Starting a sandbox game without unlimited money
Something that struck me as strange when I first played the Sandbox Mode in Planet Coaster is that you start with unlimited money with no obvious way to change it. In fact, there is no way to change it. Usually in other tycoon games Sandbox Mode will have options to change various settings, including starting capital, but not in Planet Coaster.
However, it is ‘kind of’ possible to play Sandbox Mode without unlimited money, it’s just not called Sandbox Mode. Instead, boot up a ‘Challenge’ game – this will put you on an empty map with some starting money.

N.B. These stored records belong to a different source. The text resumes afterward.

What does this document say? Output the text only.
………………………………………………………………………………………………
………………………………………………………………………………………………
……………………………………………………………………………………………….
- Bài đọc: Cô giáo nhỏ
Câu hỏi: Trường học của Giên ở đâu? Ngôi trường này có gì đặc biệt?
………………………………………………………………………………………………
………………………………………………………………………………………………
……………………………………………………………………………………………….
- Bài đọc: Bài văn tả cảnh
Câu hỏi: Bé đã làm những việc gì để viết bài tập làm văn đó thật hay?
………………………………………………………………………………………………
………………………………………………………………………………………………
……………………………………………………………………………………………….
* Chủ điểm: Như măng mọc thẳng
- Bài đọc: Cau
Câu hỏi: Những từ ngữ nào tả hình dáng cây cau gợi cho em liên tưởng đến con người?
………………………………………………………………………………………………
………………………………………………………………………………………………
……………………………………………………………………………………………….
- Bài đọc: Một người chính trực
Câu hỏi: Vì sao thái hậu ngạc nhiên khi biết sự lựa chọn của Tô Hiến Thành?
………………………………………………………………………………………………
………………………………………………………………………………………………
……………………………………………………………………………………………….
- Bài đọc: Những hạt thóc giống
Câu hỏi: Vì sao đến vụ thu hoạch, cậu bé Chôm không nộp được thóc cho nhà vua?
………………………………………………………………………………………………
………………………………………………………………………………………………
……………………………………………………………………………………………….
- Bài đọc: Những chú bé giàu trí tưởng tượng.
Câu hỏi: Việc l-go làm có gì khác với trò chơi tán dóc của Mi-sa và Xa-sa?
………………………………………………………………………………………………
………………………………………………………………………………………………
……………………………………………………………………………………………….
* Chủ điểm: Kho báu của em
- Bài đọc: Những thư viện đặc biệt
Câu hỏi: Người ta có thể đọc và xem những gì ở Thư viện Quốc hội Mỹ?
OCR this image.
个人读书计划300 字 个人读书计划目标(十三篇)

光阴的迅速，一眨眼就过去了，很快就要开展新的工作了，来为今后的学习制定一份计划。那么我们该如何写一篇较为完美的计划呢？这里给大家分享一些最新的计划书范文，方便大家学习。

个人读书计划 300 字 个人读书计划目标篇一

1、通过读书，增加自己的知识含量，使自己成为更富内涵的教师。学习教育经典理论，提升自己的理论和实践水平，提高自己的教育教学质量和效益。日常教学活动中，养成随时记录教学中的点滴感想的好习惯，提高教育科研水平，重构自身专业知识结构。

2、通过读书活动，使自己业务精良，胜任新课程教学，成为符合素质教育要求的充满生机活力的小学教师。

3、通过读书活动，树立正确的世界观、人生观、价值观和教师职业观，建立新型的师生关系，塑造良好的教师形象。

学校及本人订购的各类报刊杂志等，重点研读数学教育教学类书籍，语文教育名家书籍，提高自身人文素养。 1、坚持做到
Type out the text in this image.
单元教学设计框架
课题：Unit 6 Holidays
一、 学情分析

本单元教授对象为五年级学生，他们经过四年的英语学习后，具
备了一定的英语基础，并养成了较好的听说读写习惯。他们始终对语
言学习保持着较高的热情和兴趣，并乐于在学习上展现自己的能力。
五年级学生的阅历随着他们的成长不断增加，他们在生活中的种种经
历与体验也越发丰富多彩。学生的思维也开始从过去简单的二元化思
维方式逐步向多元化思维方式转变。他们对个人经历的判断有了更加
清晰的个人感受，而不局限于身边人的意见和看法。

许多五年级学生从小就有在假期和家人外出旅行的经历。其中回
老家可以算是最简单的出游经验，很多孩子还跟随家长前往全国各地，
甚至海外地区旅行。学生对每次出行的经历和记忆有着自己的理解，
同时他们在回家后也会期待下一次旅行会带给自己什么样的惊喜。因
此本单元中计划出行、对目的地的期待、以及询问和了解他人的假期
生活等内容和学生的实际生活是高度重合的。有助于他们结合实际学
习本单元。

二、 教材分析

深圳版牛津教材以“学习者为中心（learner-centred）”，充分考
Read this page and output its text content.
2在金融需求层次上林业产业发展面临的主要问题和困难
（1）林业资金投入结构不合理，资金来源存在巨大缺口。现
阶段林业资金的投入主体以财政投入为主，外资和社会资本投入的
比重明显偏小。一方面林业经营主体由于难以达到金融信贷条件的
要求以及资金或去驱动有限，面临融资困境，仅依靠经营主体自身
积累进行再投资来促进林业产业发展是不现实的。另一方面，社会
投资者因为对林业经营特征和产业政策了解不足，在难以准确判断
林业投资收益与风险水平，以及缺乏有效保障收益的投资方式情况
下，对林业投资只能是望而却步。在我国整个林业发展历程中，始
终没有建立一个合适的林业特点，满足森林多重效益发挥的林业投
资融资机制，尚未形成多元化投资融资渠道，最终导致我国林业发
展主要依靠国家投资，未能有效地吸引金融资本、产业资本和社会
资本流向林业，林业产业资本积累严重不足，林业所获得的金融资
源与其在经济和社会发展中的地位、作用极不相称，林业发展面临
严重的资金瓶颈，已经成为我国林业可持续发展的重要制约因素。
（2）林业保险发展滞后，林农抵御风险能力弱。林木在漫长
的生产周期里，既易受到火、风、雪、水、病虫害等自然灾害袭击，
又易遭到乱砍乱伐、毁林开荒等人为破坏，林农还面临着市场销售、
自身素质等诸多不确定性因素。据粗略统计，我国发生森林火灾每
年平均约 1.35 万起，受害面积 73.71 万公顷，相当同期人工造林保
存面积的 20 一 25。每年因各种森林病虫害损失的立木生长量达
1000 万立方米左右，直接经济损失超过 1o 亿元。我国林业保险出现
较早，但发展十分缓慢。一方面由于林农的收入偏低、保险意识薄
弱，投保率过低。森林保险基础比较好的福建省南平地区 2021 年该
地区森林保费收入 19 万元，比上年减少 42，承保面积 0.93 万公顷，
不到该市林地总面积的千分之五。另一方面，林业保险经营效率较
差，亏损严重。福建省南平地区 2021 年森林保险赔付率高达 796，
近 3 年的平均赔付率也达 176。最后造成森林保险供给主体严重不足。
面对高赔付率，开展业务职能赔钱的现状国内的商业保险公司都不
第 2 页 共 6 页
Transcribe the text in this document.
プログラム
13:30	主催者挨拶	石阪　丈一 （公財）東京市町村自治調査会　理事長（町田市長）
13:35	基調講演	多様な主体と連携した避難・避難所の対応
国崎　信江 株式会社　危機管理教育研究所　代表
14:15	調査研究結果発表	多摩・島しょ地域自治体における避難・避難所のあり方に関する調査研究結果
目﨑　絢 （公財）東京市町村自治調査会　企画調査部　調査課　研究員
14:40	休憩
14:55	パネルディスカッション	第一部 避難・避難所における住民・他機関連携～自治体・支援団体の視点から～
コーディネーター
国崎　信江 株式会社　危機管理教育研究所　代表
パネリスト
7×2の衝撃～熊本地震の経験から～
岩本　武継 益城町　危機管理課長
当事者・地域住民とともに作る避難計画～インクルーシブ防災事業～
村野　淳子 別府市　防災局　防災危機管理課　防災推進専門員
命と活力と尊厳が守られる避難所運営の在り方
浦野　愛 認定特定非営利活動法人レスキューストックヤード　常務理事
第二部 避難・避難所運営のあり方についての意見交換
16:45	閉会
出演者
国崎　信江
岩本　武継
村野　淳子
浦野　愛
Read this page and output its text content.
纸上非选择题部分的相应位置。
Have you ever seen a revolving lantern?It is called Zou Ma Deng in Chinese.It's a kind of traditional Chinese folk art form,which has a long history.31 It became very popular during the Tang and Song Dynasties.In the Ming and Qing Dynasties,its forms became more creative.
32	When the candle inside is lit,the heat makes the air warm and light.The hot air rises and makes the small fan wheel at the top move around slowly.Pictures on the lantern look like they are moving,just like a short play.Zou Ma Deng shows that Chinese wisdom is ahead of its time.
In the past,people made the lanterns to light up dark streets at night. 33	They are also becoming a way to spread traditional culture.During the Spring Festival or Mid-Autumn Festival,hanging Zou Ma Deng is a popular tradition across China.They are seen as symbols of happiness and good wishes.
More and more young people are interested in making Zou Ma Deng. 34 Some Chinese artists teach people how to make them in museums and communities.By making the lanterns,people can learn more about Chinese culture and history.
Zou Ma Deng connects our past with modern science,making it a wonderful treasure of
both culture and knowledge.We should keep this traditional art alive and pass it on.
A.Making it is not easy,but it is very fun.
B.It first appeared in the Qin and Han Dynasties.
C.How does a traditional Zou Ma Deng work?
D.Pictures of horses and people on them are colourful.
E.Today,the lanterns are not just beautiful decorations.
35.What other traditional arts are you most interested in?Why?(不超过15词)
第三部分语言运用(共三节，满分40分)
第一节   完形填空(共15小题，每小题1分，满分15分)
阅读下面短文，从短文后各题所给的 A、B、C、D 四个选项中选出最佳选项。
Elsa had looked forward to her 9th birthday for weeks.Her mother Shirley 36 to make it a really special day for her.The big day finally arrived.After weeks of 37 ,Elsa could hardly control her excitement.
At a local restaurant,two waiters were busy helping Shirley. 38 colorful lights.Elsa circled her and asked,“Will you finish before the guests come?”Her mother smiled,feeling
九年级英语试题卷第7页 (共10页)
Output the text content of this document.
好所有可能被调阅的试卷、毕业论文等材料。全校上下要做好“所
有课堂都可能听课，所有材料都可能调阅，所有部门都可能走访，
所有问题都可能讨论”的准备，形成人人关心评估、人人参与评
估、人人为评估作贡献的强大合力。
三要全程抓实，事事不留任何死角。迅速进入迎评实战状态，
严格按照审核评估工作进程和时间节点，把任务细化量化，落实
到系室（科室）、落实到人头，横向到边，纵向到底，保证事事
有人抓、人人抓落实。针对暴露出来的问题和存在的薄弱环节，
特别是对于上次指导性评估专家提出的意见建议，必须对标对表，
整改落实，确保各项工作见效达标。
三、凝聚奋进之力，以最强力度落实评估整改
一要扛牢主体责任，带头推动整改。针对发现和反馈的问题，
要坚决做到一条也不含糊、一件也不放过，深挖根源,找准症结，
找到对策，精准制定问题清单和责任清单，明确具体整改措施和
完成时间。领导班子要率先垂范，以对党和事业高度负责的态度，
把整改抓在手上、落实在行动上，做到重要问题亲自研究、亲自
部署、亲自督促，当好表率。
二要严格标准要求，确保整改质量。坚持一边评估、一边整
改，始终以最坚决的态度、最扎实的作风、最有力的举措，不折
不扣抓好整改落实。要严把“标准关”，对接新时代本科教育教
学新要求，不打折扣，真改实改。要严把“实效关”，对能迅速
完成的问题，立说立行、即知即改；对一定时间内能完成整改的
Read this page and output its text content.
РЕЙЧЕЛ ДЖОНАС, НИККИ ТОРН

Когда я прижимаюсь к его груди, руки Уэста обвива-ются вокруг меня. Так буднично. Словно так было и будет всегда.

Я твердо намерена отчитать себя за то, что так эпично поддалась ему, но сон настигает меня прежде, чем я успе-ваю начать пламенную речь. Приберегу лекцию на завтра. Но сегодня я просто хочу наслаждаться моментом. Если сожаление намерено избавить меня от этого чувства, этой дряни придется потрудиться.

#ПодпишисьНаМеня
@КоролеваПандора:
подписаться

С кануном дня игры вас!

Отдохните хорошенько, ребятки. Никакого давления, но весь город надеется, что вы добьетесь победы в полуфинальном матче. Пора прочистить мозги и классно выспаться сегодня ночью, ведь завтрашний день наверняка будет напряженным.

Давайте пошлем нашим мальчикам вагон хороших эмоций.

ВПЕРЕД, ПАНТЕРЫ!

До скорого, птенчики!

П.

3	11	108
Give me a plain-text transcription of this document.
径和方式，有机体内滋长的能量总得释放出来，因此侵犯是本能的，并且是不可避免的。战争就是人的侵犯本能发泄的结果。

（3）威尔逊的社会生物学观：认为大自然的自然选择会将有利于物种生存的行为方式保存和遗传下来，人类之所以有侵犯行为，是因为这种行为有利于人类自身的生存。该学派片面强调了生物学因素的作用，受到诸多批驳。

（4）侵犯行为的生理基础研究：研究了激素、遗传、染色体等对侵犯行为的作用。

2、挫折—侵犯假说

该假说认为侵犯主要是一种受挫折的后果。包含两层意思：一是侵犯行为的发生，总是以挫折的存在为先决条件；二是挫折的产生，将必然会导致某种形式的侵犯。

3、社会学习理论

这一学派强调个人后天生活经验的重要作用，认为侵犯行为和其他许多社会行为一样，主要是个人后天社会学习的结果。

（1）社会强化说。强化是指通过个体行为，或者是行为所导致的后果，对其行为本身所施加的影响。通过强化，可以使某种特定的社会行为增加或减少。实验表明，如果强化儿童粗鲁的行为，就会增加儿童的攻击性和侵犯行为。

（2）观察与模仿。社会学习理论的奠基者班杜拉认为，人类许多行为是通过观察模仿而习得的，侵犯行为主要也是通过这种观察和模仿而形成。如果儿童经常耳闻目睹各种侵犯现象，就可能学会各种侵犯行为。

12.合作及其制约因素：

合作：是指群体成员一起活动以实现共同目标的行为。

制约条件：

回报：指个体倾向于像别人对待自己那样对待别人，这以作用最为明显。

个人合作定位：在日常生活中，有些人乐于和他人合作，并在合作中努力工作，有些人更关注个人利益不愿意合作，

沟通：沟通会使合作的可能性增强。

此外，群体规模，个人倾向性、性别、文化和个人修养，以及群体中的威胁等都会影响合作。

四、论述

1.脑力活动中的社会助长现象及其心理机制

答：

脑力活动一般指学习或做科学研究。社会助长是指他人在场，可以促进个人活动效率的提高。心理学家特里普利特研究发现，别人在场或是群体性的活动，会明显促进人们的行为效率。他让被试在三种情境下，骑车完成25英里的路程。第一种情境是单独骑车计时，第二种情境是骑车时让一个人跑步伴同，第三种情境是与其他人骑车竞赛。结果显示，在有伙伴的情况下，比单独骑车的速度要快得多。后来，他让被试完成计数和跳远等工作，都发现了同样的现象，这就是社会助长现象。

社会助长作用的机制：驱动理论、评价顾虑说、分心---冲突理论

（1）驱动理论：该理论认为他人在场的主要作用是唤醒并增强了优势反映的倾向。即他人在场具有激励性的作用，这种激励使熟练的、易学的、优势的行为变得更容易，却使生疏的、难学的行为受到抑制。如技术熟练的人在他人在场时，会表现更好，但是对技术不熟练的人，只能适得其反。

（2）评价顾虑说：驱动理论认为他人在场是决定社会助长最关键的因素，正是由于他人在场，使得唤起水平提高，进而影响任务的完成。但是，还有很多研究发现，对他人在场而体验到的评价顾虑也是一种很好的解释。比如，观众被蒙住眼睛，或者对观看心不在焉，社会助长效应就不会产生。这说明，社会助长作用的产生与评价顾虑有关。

There are also some challenges for you to complete (obviously), but you can dismiss these if you wish.
Setup priority queues
Priority queues allow guests to purchase a Priority Pass so that they can access rides quicker than other guests. In order to set up the Priority Pass you will need to have an ‘Information Center’ which is where guests will purchase the Pass from, and you will also need to set up Priority Queues, which you do from within the rides Information panel. When setting up the queue you’ll have to connect one end to the start of the regular queue and one end towards the end of it – this will allow Priority Pass holders to skip the section of the regular queue that the priority queue bypasses.
It’s important to note that you only need to set up these queues on rides with long queue times – these are usually track rides and roller coasters.
So, there we have it, my top tips for Planet Coaster. This list is still a work in progress and I will add more tips when I discover them. If you know of any more please do let me know in the comments and I will add them!